DOJ Announces $72.3 Million False Claims Act Settlement

Arent Fox

DOJ Announces $72.3 Million False Claims Act Settlement

Oklahoma Center for Orthopaedic and Multi-Specialty Surgery, its part-owner and management company, a physician group, and other affiliated entities and individuals settled False Claims Act and Oklahoma Medicaid False Claims Act allegations for $72.3 million. A whistleblower alleged that the defendants were engaged in an illegal kickback scheme involving improper payments to referring physicians in violation of the Anti-Kickback Statute and the Physician Self-Referral Law (or the “Stark Law”), which allegedly led to the submission of false claims to the Medicare, Medicaid, and TRICARE programs.

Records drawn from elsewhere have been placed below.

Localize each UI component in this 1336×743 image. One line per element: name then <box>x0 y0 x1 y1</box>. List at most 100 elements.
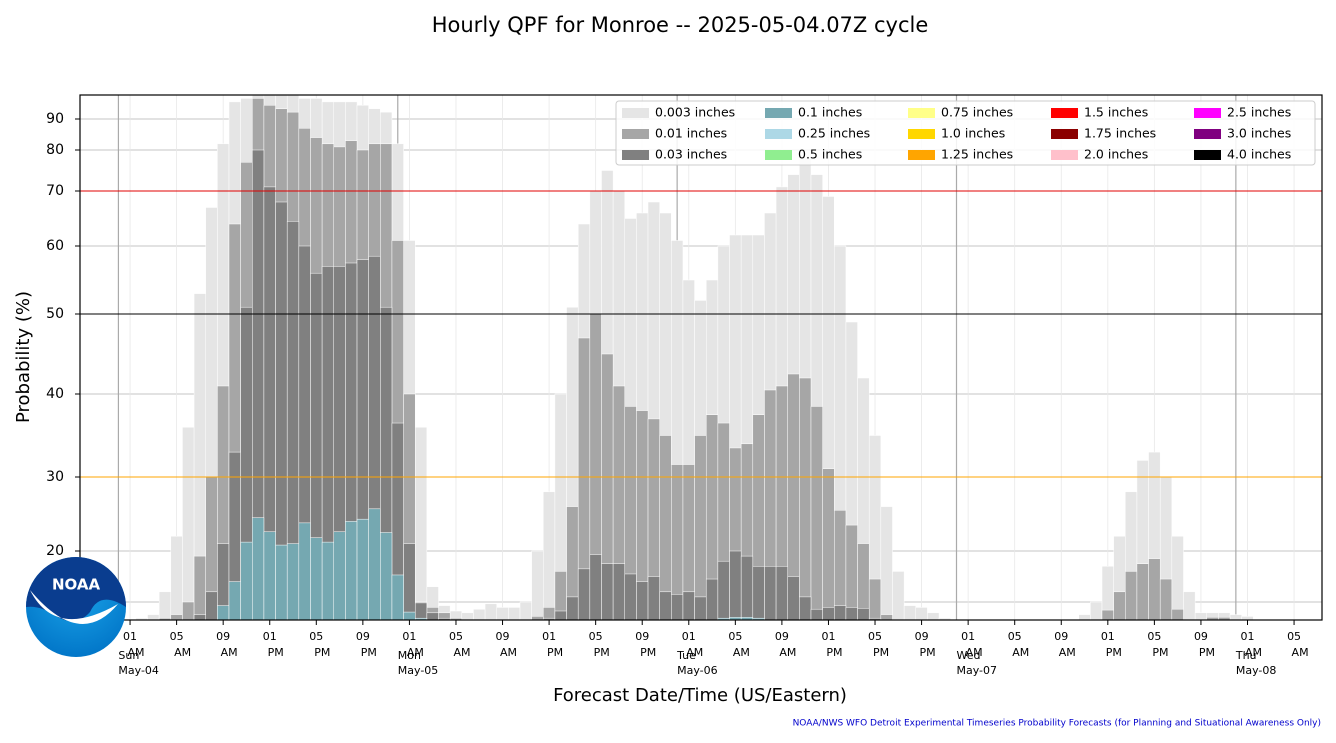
x-tick-label: 01 <box>821 630 835 643</box>
bar <box>414 617 428 620</box>
bar <box>717 560 730 620</box>
bar <box>333 531 346 620</box>
x-tick-label: 09 <box>216 630 230 643</box>
bar <box>1148 558 1161 620</box>
bar <box>903 605 917 620</box>
day-weekday: Tue <box>676 649 696 662</box>
bar <box>834 510 847 620</box>
bar <box>182 601 195 620</box>
legend-swatch <box>1194 108 1221 118</box>
y-tick-label: 30 <box>46 469 64 485</box>
x-tick-label: 01 <box>961 630 975 643</box>
bar <box>496 607 509 620</box>
x-tick-period: AM <box>1245 646 1262 659</box>
bar <box>1229 614 1242 620</box>
bar <box>170 535 183 620</box>
x-tick-label: 05 <box>170 630 184 643</box>
x-tick-period: AM <box>733 646 750 659</box>
x-tick-period: PM <box>1106 646 1122 659</box>
x-tick-label: 01 <box>123 630 137 643</box>
legend-label: 2.5 inches <box>1227 105 1291 120</box>
x-tick-period: PM <box>1199 646 1215 659</box>
bar <box>1159 578 1173 620</box>
day-date: May-05 <box>398 664 439 677</box>
legend-label: 0.1 inches <box>798 105 862 120</box>
x-tick-label: 05 <box>868 630 882 643</box>
legend-label: 0.25 inches <box>798 126 870 141</box>
bar <box>729 550 742 620</box>
bar <box>868 578 882 620</box>
legend-swatch <box>622 150 649 160</box>
y-tick-label: 90 <box>46 111 64 127</box>
bar <box>868 617 882 620</box>
bar <box>822 468 835 620</box>
bar <box>252 517 265 620</box>
bar <box>182 426 195 620</box>
bar <box>752 617 765 620</box>
reference-lines <box>80 190 1322 478</box>
legend-label: 1.0 inches <box>941 126 1005 141</box>
x-tick-label: 01 <box>542 630 556 643</box>
bar <box>484 603 497 620</box>
bar <box>740 555 754 620</box>
legend: 0.003 inches 0.01 inches 0.03 inches 0.1 in… <box>615 100 1316 166</box>
x-tick-period: AM <box>1059 646 1076 659</box>
legend-swatch <box>1194 129 1221 139</box>
legend-label: 4.0 inches <box>1227 147 1291 162</box>
bar <box>368 508 381 620</box>
logo-top <box>26 557 126 622</box>
bar <box>391 574 404 620</box>
bar <box>263 531 276 620</box>
legend-label: 0.03 inches <box>655 147 727 162</box>
day-weekday: Sun <box>118 649 139 662</box>
day-weekday: Mon <box>398 649 421 662</box>
bar <box>915 607 928 620</box>
x-tick-period: AM <box>686 646 703 659</box>
bar <box>380 532 393 620</box>
bar <box>799 377 812 620</box>
x-tick-period: PM <box>826 646 842 659</box>
bar <box>880 614 893 620</box>
bar <box>531 550 544 620</box>
bar <box>647 576 660 620</box>
x-tick-period: AM <box>1012 646 1029 659</box>
x-tick-period: PM <box>268 646 284 659</box>
noaa-logo: NOAA <box>26 557 126 657</box>
legend-label: 1.5 inches <box>1084 105 1148 120</box>
legend-label: 0.01 inches <box>655 126 727 141</box>
x-tick-label: 01 <box>1241 630 1255 643</box>
bar <box>461 612 474 620</box>
bar <box>1078 614 1091 620</box>
bar <box>682 591 695 620</box>
bar <box>764 566 777 620</box>
bar <box>705 578 719 620</box>
bar <box>857 608 870 620</box>
x-tick-label: 05 <box>1008 630 1022 643</box>
x-tick-label: 01 <box>402 630 416 643</box>
legend-swatch <box>908 129 935 139</box>
legend-label: 2.0 inches <box>1084 147 1148 162</box>
x-tick-label: 09 <box>1054 630 1068 643</box>
bar <box>217 605 230 620</box>
legend-swatch <box>622 129 649 139</box>
bar <box>426 612 439 620</box>
x-tick-period: PM <box>873 646 889 659</box>
bar <box>321 541 335 620</box>
bar <box>473 608 486 620</box>
bar <box>1241 616 1254 620</box>
bar <box>775 566 788 620</box>
x-tick-period: PM <box>594 646 610 659</box>
bar <box>508 607 521 620</box>
bar <box>892 571 905 620</box>
bar <box>1101 609 1114 620</box>
day-weekday: Thu <box>1235 649 1257 662</box>
x-tick-period: PM <box>361 646 377 659</box>
bar <box>170 614 183 620</box>
x-tick-period: AM <box>500 646 517 659</box>
bar <box>228 581 241 620</box>
plot-frame <box>79 94 1323 621</box>
y-tick-label: 80 <box>46 142 64 158</box>
legend-label: 0.5 inches <box>798 147 862 162</box>
footer-note: NOAA/NWS WFO Detroit Experimental Timese… <box>793 719 1321 729</box>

Specifically, the whistleblower alleged that the physicians received kickbacks for referring patients to the hospital, in which they have an ownership interest. The kickbacks took the form of free or below-fair-market-value office space, employees, and supplies, compensation in excess of fair market value for physician services, equity buyback provisions and payments for certain physicians exceeding fair market value, and preferential investment opportunities in connection with anesthesia services.

The USAO press release is here.

Molecular Diagnostics Testing Company to Pay $8.25 Million to Resolve False Claims Act Allegations

Agendia, Inc., a genetic testing company based in Irvine, California, has agreed to pay $8.25 million to settle False Claims Act claims brought in the Western District of Kentucky. The qui tam lawsuit, filed by a former employee of Lourdes Hospital, alleged that Agendia engaged in a nationwide scheme to bill Medicare for its flagship genetic test, which analyzes certain genes in a breast cancer tumor and predicts the risk of breast cancer recurrence in patients. According to the complaint, Agendia conspired with hospitals to delay ordering the test in order to circumvent Medicare’s 14-Day Rule. The 14-Day Rule prohibited laboratories from billing Medicare for tests ordered within 14 days of the patient’s discharge from a hospital, but permitted billing for the test if performed 14 days after discharge. The government intervened in the lawsuit in May 2020 for purposes of settlement.

The USAO press release is here.

Ophthalmic Consultants Agrees to Settle Healthcare Fraud Claims for $4.8 Million

A Florida-based practice, Ophthalmic Consultants, P.A., has agreed to settle fraud claims for $4.8 million. The government alleged that Ophthalmic Consultants used a single vial of certain single-use medications to provide multiple doses to patients. The providers then billed Medicare, TRICARE, and the Federal Employees Health Benefits Program for multiple doses, thereby receiving excessive reimbursements.

The USAO press release is here.

DISCLAIMER: Because of the generality of this update, the information provided herein may not be applicable in all situations and should not be acted upon without specific legal advice based on particular situations.